At the same time, we need to notice when a passion has passed its sell-by date. It’s extremely easy to spend time doing things out of habit because we failed to notice that passion has fled.
Sometimes when you partake in a longtime activity and find it no longer amuses or informs or entertains, you’ll begin to feel a bit of disappointment, as if you’d been jilted.
Some passions simply have a longer run than others. Just as closets need to be weeded from time to time, so do the activities that are worth our time and attention.
Thinking about collectors and collecting has had me contemplating the role of passion in a slightly different way. How do collectors decide what to gather? What’s the difference between those who build thoughtful and valuable collections and those who are simply packrats?
As I was musing about all this, I stumbled upon a delightful book called Merry Hall by Beverley Nichols, a British journalist and fanatic gardener.
The book begins with a bit of a confession: “Some fall in love with women; some fall in love with art; some fall in love with death. I fall in love with gardens, which is much the same as falling in love with all three at once.”

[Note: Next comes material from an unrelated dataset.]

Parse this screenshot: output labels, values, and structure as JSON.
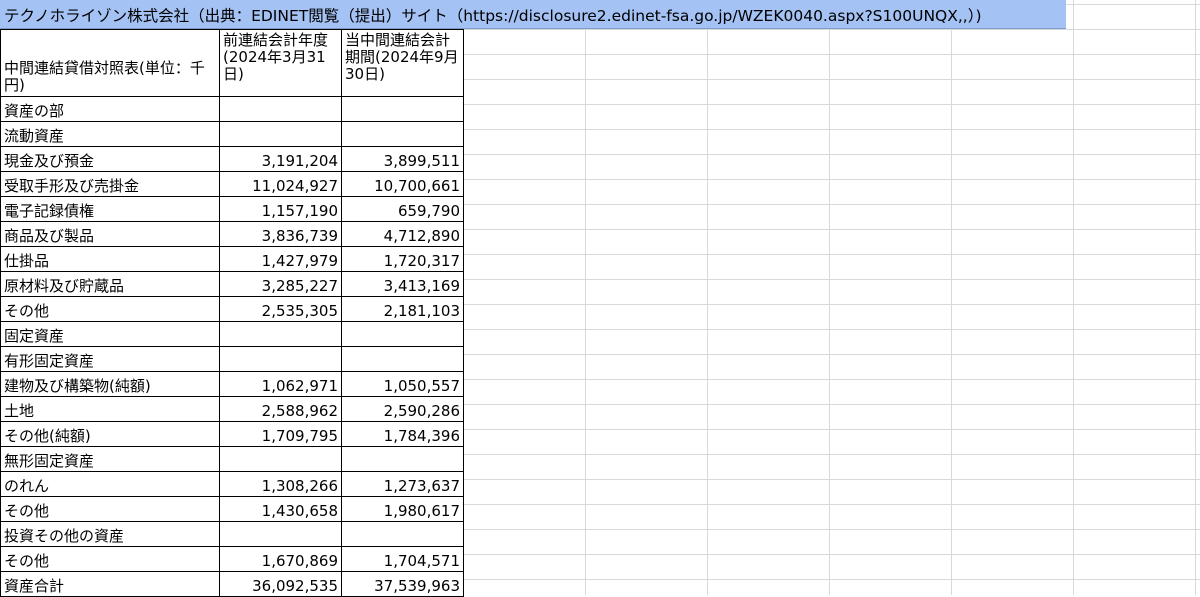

Nichols goes on to tell his story of finding a wreck of a place in rural England that required years of diligent labor to transform it into the garden of his dreams. Thus began a perpetual hunt for interesting specimens to add to his collection. It’s obvious that his passion for plants continued to increase even as the challenges involved expanded as well.
But, of course, passion is like that. It often has us doing things we never imagined we could do—or would do.
Whether that passion is for music, art, cars, food, gardens, social justice or any one of a thousand other things, ultimately passion invites us to become more, to do more, to be more. Eventually those enthusiasms infiltrate other areas of our lives.
“You have to participate relentlessly in the manifestation of your own blessings,” Elizabeth Gilbert reminds us. Passion is a pointer to where those blessing can be found.
When the mandolin plays or the antique doll at the flea market catches your eye, pay closer attention and see where it leads. Give it time and see if it grows into something spectacular.
And if that doesn’t happen, keep looking. Just don’t insist on love at first sight.